The term ‘legacy code’ is often used to frame our thoughts. If one talks about that we already are thinking about pain-points, old dusty code that is hard to understand. I think that‘s a wrong way of thinking: you are in the current spot to fix/renew that code because it proofed itself to be working and is worth upgrading for one or another reason.
I want you to reframe that mental model from a dusty window-less cellar to a playground swing in which a hedge and a tree a blocking you to use the swing. You can see it through tiny holes but can‘t quite touch it.
You are not a software developer any longer
If you are in a place to refactor that code consider yourself not as a software developer, you are a software archeologist.
- An archeologist needs to find a good place to start digging. The knowledge where or how to start is your experience. No archeologist just started in the desert somewhere, they had clues.
- After some digging they may find something and need to carefully get hold of the thing to uncover it.

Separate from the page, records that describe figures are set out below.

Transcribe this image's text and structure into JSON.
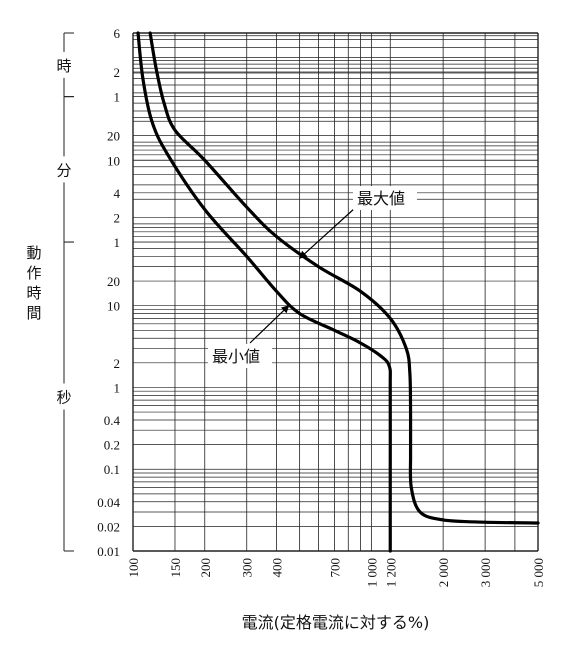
{
  "chart_data": {
    "type": "line",
    "title": "",
    "xlabel": "電流(定格電流に対する%)",
    "ylabel": "動作時間",
    "x_scale": "log",
    "xlim": [
      100,
      5000
    ],
    "x_ticks": [
      {
        "v": 100,
        "label": "100"
      },
      {
        "v": 150,
        "label": "150"
      },
      {
        "v": 200,
        "label": "200"
      },
      {
        "v": 300,
        "label": "300"
      },
      {
        "v": 400,
        "label": "400"
      },
      {
        "v": 700,
        "label": "700"
      },
      {
        "v": 1000,
        "label": "1 000"
      },
      {
        "v": 1200,
        "label": "1 200"
      },
      {
        "v": 2000,
        "label": "2 000"
      },
      {
        "v": 3000,
        "label": "3 000"
      },
      {
        "v": 5000,
        "label": "5 000"
      }
    ],
    "y_scale": "log",
    "ylim_seconds": [
      0.01,
      21600
    ],
    "y_ticks": [
      {
        "sec": 21600,
        "label": "6"
      },
      {
        "sec": 7200,
        "label": "2"
      },
      {
        "sec": 3600,
        "label": "1"
      },
      {
        "sec": 1200,
        "label": "20"
      },
      {
        "sec": 600,
        "label": "10"
      },
      {
        "sec": 240,
        "label": "4"
      },
      {
        "sec": 120,
        "label": "2"
      },
      {
        "sec": 60,
        "label": "1"
      },
      {
        "sec": 20,
        "label": "20"
      },
      {
        "sec": 10,
        "label": "10"
      },
      {
        "sec": 2,
        "label": "2"
      },
      {
        "sec": 1,
        "label": "1"
      },
      {
        "sec": 0.4,
        "label": "0.4"
      },
      {
        "sec": 0.2,
        "label": "0.2"
      },
      {
        "sec": 0.1,
        "label": "0.1"
      },
      {
        "sec": 0.04,
        "label": "0.04"
      },
      {
        "sec": 0.02,
        "label": "0.02"
      },
      {
        "sec": 0.01,
        "label": "0.01"
      }
    ],
    "y_units": [
      {
        "label": "時",
        "from_sec": 3600,
        "to_sec": 21600
      },
      {
        "label": "分",
        "from_sec": 60,
        "to_sec": 3600
      },
      {
        "label": "秒",
        "from_sec": 0.01,
        "to_sec": 60
      }
    ],
    "series": [
      {
        "name": "最大値",
        "points": [
          [
            118,
            21600
          ],
          [
            125,
            8000
          ],
          [
            135,
            3000
          ],
          [
            150,
            1400
          ],
          [
            200,
            600
          ],
          [
            300,
            160
          ],
          [
            400,
            70
          ],
          [
            600,
            30
          ],
          [
            900,
            15
          ],
          [
            1200,
            7
          ],
          [
            1400,
            3
          ],
          [
            1450,
            1.5
          ],
          [
            1460,
            0.5
          ],
          [
            1460,
            0.15
          ],
          [
            1470,
            0.06
          ],
          [
            1600,
            0.03
          ],
          [
            2000,
            0.024
          ],
          [
            3000,
            0.0225
          ],
          [
            5000,
            0.022
          ]
        ]
      },
      {
        "name": "最小値",
        "points": [
          [
            105,
            21600
          ],
          [
            110,
            6000
          ],
          [
            120,
            1800
          ],
          [
            140,
            700
          ],
          [
            200,
            150
          ],
          [
            300,
            40
          ],
          [
            400,
            15
          ],
          [
            500,
            8
          ],
          [
            700,
            5
          ],
          [
            900,
            3.5
          ],
          [
            1100,
            2.4
          ],
          [
            1190,
            1.8
          ],
          [
            1200,
            1
          ],
          [
            1200,
            0.1
          ],
          [
            1200,
            0.01
          ]
        ]
      }
    ],
    "annotations": [
      {
        "text": "最大値",
        "series": "最大値"
      },
      {
        "text": "最小値",
        "series": "最小値"
      }
    ]
  }
}
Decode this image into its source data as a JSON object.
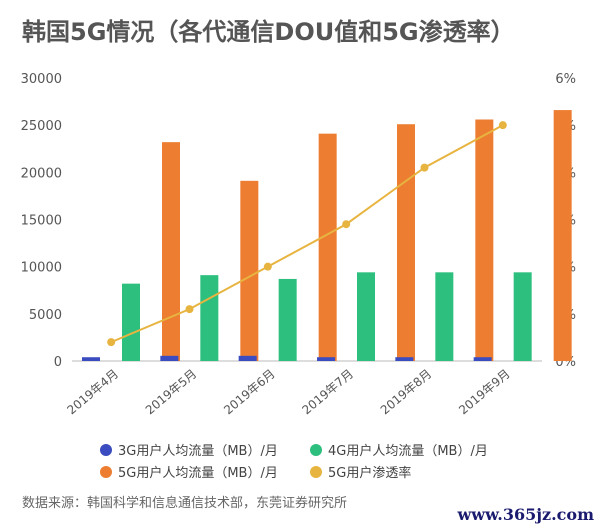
{
  "title": "韩国5G情况（各代通信DOU值和5G渗透率）",
  "source": "数据来源：韩国科学和信息通信技术部，东莞证券研究所",
  "watermark": "www.365jz.com",
  "chart_data": {
    "type": "bar",
    "title": "韩国5G情况（各代通信DOU值和5G渗透率）",
    "categories": [
      "2019年4月",
      "2019年5月",
      "2019年6月",
      "2019年7月",
      "2019年8月",
      "2019年9月"
    ],
    "y_left": {
      "min": 0,
      "max": 30000,
      "ticks": [
        0,
        5000,
        10000,
        15000,
        20000,
        25000,
        30000
      ]
    },
    "y_right": {
      "min": 0,
      "max": 6,
      "ticks": [
        "0%",
        "1%",
        "2%",
        "3%",
        "4%",
        "5%",
        "6%"
      ]
    },
    "series": [
      {
        "name": "3G用户人均流量（MB）/月",
        "type": "bar",
        "axis": "left",
        "color": "#3b4cc0",
        "values": [
          400,
          550,
          550,
          400,
          400,
          400
        ]
      },
      {
        "name": "4G用户人均流量（MB）/月",
        "type": "bar",
        "axis": "left",
        "color": "#2dbf7e",
        "values": [
          8200,
          9100,
          8700,
          9400,
          9400,
          9400
        ]
      },
      {
        "name": "5G用户人均流量（MB）/月",
        "type": "bar",
        "axis": "left",
        "color": "#ed7d31",
        "values": [
          23200,
          19100,
          24100,
          25100,
          25600,
          26600
        ]
      },
      {
        "name": "5G用户渗透率",
        "type": "line",
        "axis": "right",
        "color": "#e8b440",
        "values": [
          0.4,
          1.1,
          2.0,
          2.9,
          4.1,
          5.0
        ]
      }
    ],
    "legend_position": "bottom",
    "grid": false
  }
}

Which can be hard work. Imaging finding some dinosaur bones inside stone. It has its challenges to free and uncover it.
- Before you remove the thing from it‘s original place it needs to be documented in a map with images.
- The extraction maybe the easiest part compared to find a meaning, discover its usage or make sense of it. Has it been left on purpose or was it there by accident. Always considering the place it has been found. Daily use items, like a coffee mug, or a special ritual celebratory mug.
I think this all compares well with the work of a software developer tasked with maintaining or refactoring an old code base. We must match our expactations to match the suroundings and just go with it. It is not worth yelling at the old codebase, it will not change nor will it tell you its secret.
It is up to us to discover the meaning and present it to our colleagues to share knowledge and maybe even find the usage for that code.
Grab your hat, bull whip and start the day as a famous archeologist.